The voter memory in Osun that never forgets
Osun people remember everything. They remember the narrow loss in 2018. They remember the legal battles that dragged into 2019. They remember the tension of the 2022 collation night. They remember APC’s long control from 2010 to 2018. They remember the promises and the disappointments.
Adeleke’s victory in 2022 broke a long drought for PDP. That memory is still fresh. So when he left the party in 2025, people immediately connected the dots. For many voters, PDP is Adeleke and Adeleke is PDP. This is not technically true, but politics is emotional and public memory carries its own power.
If voters believe Adeleke is the soul of the PDP story, then the party must fight double to prove it still has life without him.
The silent fear among PDP ward leaders
Many PDP ward leaders are not speaking publicly yet, but the fear is real. The fear is that if they commit fully to PDP ahead of 2026, and Adeleke later announces another political home, they will be stranded.
It is normal Nigerian political psychology. No ward leader wants to risk standing on the wrong side of a moving train. Until Adeleke makes his next declaration, these ward leaders will hold back their energy. That hesitation alone weakens PDP’s ability to run a fierce campaign.
Elections are won by people willing to move early, not people waiting for direction. And right now PDP does not have early movers.
The numbers that built Adeleke’s 2022 win may no longer sit with PDP
The numbers matter. In 2022, Adeleke won with strong returns from Ede, Irewole, Osogbo, Odo Otin, Ife East and parts of Orolu. These areas carried the emotional charge of his campaign. But most of these communities did not vote for PDP because of party ideology. They voted because of the candidate they connected with.
Now that the candidate is gone, the numbers are floating. They can land anywhere. They can divide. They can even weaken beyond recognition.
A political party that does not control its winning numbers cannot control its election outcome.
The painful truth Osun PDP has to accept
There is a simple truth nobody in Osun PDP wants to say openly. The party cannot survive a governorship election without Adeleke’s machinery unless it does a deep restructuring fast. Not normal restructuring. Not surface level unity meetings. Proper rebuild from ward to state level.
Even that might not be enough if Adeleke decides to join another party and takes his network with him. PDP will need a charismatic candidate, a strong finance team, national backup and community trust all at the same time. That combination is rare and takes years to build.
Time is not on their side.
The only path that gives PDP a little breathing space
For PDP to survive the 2026 election, it must do five things at once. It must settle internal factions, calm the older power blocs, energise youths again, find a candidate with quick public acceptance, and convince ward leaders that the party still has direction.

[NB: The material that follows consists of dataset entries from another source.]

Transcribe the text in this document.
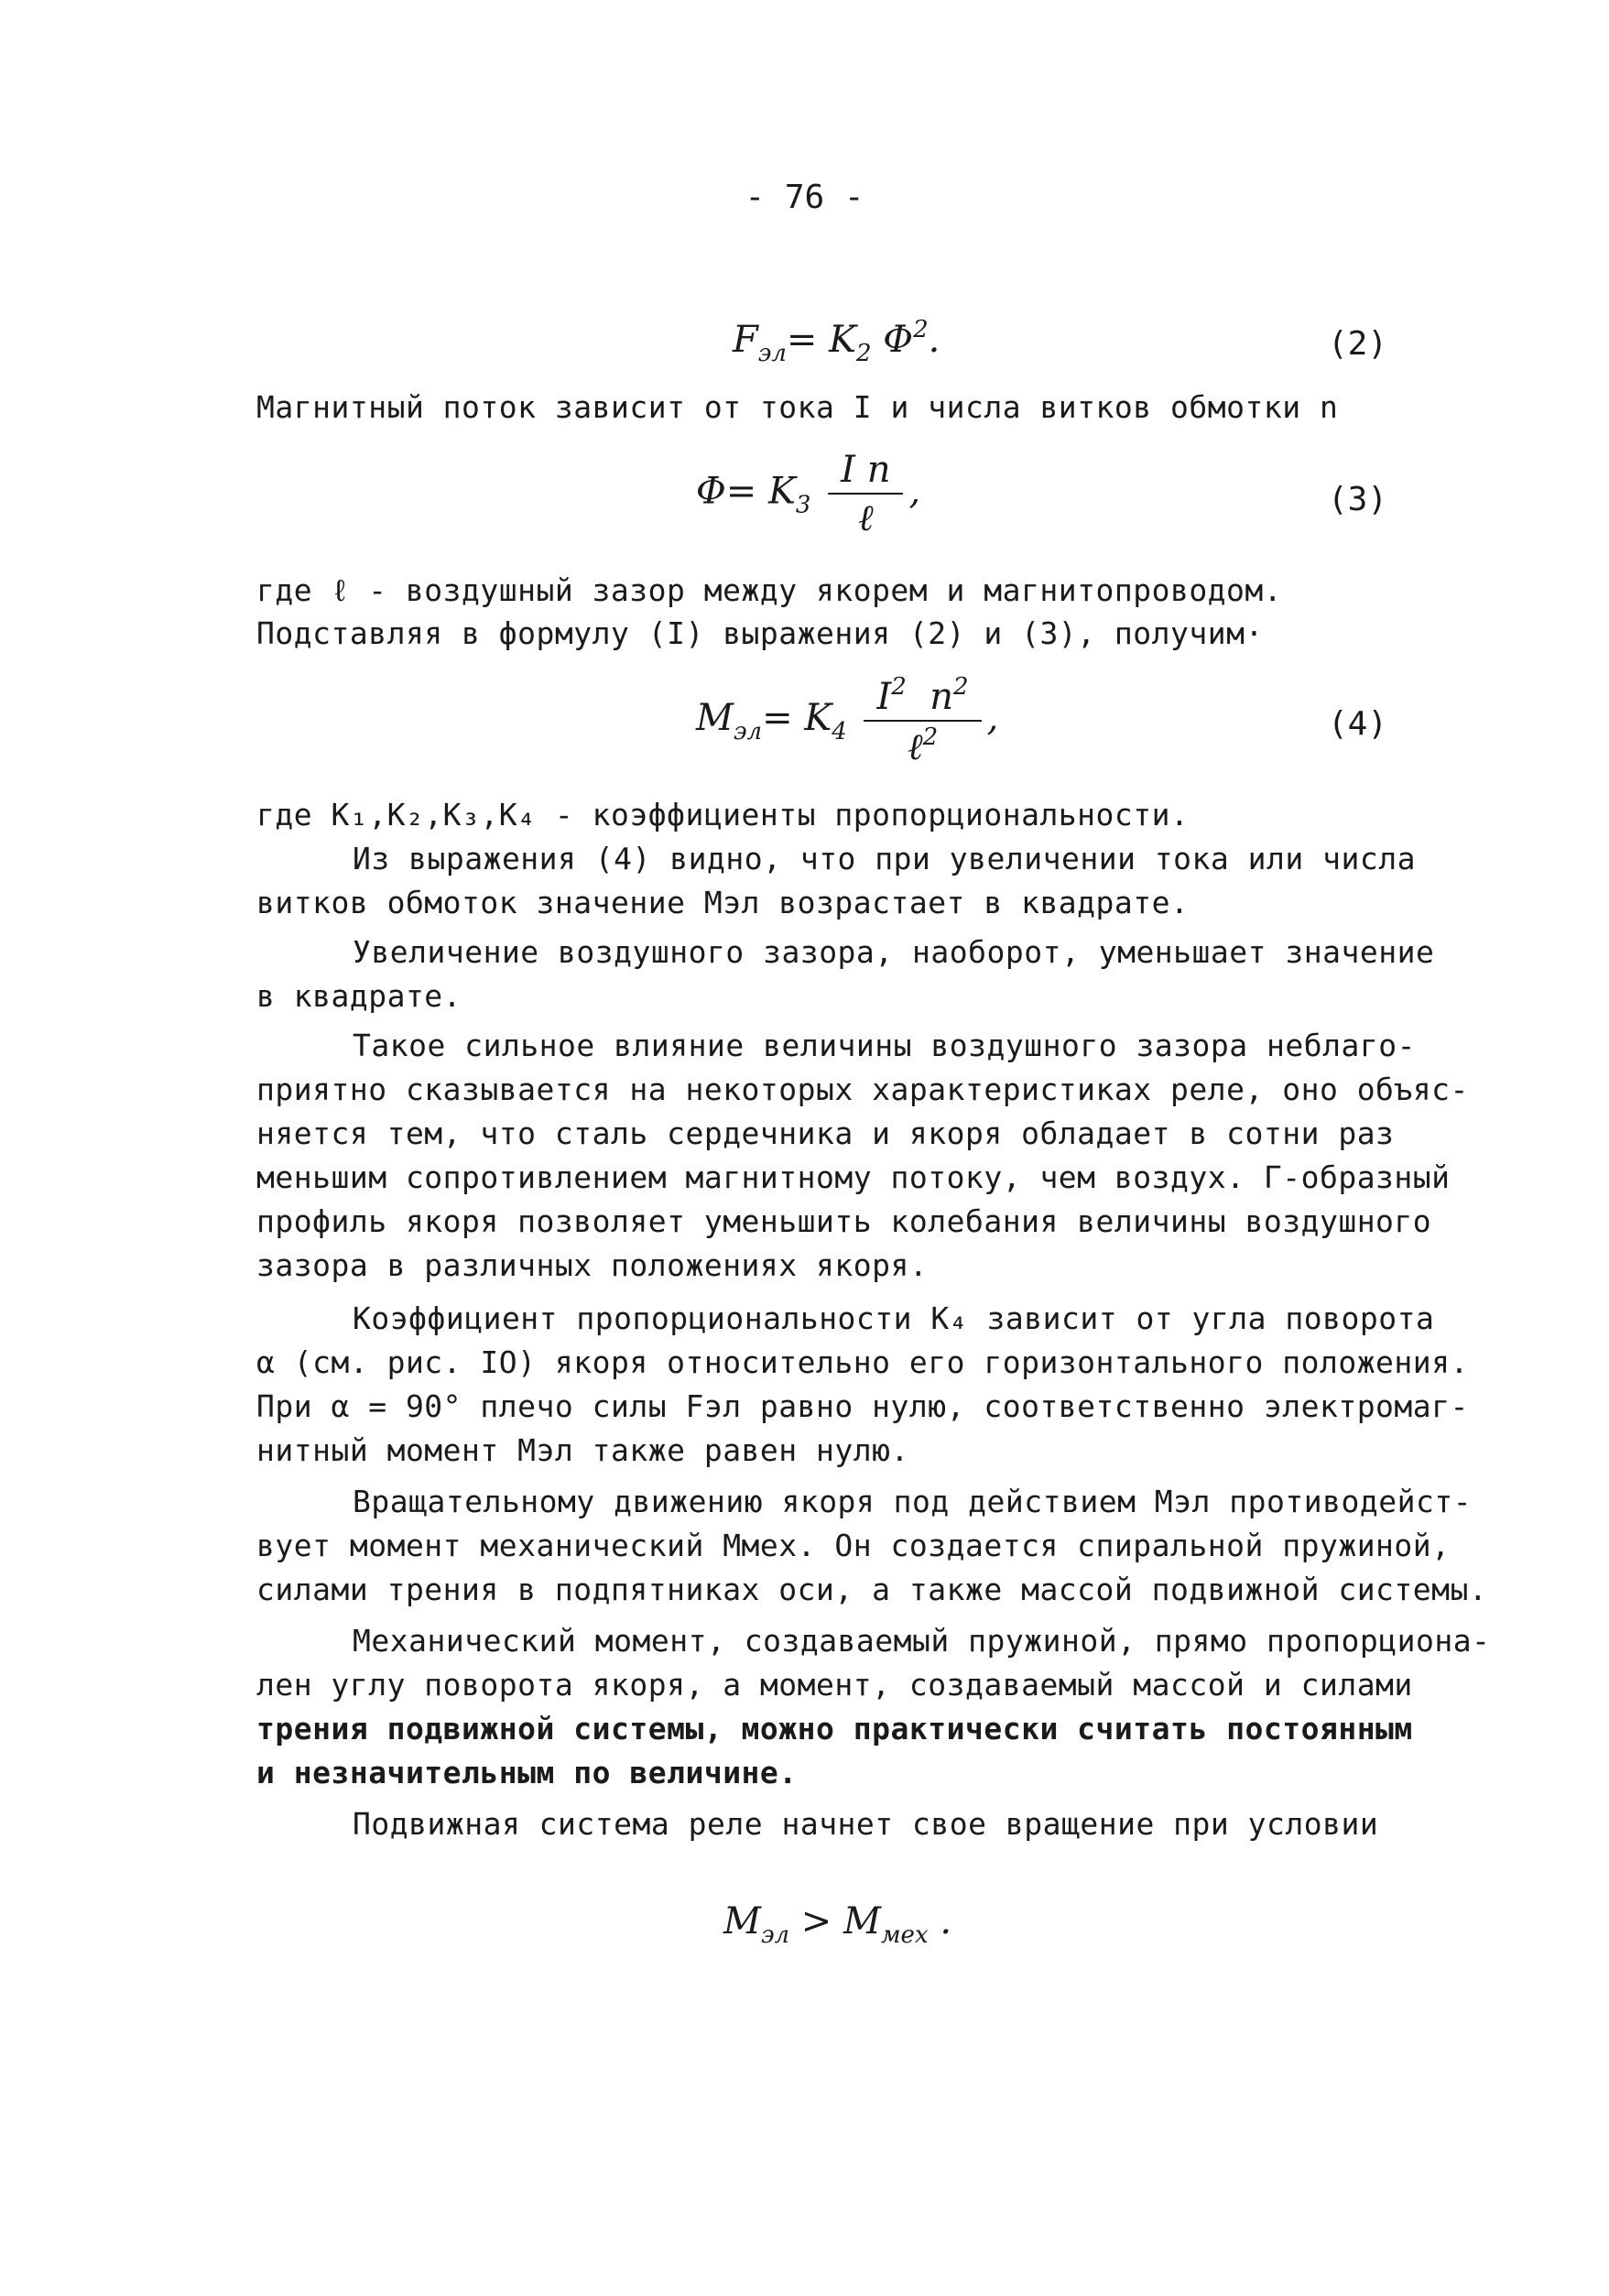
- 76 -
$F_{эл}= K_2$ $\Phi^2$.	(2)
Магнитный поток зависит от тока I и числа витков обмотки n
$\Phi= K_3 \frac{\text{I n}}{\text{ℓ}}$ ,	(3)
где ℓ - воздушный зазор между якорем и магнитопроводом.
Подставляя в формулу (I) выражения (2) и (3), получим·
$M_{эл}= K_4 \frac{I^2 n^2}{\ell^2}$ ,	(4)
где K₁,K₂,K₃,K₄ - коэффициенты пропорциональности.
Из выражения (4) видно, что при увеличении тока или числа
витков обмоток значение Mэл возрастает в квадрате.
Увеличение воздушного зазора, наоборот, уменьшает значение
в квадрате.
Такое сильное влияние величины воздушного зазора неблаго-
приятно сказывается на некоторых характеристиках реле, оно объяс-
няется тем, что сталь сердечника и якоря обладает в сотни раз
меньшим сопротивлением магнитному потоку, чем воздух. Г-образный
профиль якоря позволяет уменьшить колебания величины воздушного
зазора в различных положениях якоря.
Коэффициент пропорциональности K₄ зависит от угла поворота
α (см. рис. IO) якоря относительно его горизонтального положения.
При α = 90° плечо силы Fэл равно нулю, соответственно электромаг-
нитный момент Mэл также равен нулю.
Вращательному движению якоря под действием Mэл противодейст-
вует момент механический Mмех. Он создается спиральной пружиной,
силами трения в подпятниках оси, а также массой подвижной системы.
Механический момент, создаваемый пружиной, прямо пропорциона-
лен углу поворота якоря, а момент, создаваемый массой и силами
трения подвижной системы, можно практически считать постоянным
и незначительным по величине.
Подвижная система реле начнет свое вращение при условии
$M_{эл} > M_{мех}$ .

All these must happen before the mid 2026 campaign window opens. That is less than one year from the moment Adeleke’s resignation letter circulated.
That is a hard mountain.
Closing Thoughts: The big question that ends the story
So can Osun PDP survive a governorship election without Adeleke’s political machinery?
The honest answer is that survival is possible, but only in theory. In reality, the party is carrying a heavy load of internal cracks, emotional vacuum, leadership confusion and national instability.

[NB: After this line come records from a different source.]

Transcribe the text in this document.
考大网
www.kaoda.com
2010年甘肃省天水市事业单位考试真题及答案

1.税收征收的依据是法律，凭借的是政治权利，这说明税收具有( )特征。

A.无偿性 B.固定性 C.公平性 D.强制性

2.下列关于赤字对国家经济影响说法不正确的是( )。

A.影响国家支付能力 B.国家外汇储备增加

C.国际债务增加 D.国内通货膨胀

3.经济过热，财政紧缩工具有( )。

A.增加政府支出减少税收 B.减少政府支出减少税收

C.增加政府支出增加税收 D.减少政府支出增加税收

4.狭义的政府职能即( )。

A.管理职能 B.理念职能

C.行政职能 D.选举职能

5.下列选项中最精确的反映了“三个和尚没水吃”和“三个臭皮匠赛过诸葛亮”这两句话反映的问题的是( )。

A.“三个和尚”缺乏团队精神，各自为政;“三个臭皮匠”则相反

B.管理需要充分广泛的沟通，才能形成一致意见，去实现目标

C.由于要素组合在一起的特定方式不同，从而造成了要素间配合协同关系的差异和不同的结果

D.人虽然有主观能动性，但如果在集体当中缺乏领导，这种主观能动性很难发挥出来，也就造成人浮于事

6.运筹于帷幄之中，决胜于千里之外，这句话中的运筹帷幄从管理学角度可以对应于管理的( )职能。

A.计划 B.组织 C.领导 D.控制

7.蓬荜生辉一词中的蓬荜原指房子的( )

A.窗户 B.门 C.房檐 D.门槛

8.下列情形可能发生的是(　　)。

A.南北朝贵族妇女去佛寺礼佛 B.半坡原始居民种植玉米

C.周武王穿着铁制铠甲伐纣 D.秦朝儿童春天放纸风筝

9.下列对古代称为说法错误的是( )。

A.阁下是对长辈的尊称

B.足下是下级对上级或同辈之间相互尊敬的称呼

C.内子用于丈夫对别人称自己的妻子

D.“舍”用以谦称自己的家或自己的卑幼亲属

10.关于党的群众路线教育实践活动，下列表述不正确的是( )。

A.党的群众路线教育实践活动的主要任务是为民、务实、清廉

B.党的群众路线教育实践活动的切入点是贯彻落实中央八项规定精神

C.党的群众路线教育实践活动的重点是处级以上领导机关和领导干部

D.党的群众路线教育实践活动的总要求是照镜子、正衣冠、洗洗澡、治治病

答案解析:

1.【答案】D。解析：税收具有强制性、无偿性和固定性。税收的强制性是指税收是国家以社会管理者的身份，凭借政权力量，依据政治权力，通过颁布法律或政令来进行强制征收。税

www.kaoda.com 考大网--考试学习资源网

If Adeleke announces a new platform, most of the energy that made PDP win in 2022 will follow him. If he stays independent for a long time, PDP still suffers from silence and uncertainty. Either way, PDP must rebuild from the ground up if it wants any chance in 2026.
This is the type of storm that decides whether a party becomes stronger or fades slowly. Osun will always remember this moment.
The final truth is simple, Adeleke’s machinery did not only help PDP win Osun. It was the spine that held the victory in place. Now the spine is no longer inside the house. The party must learn how to walk again. And the clock is already ticking.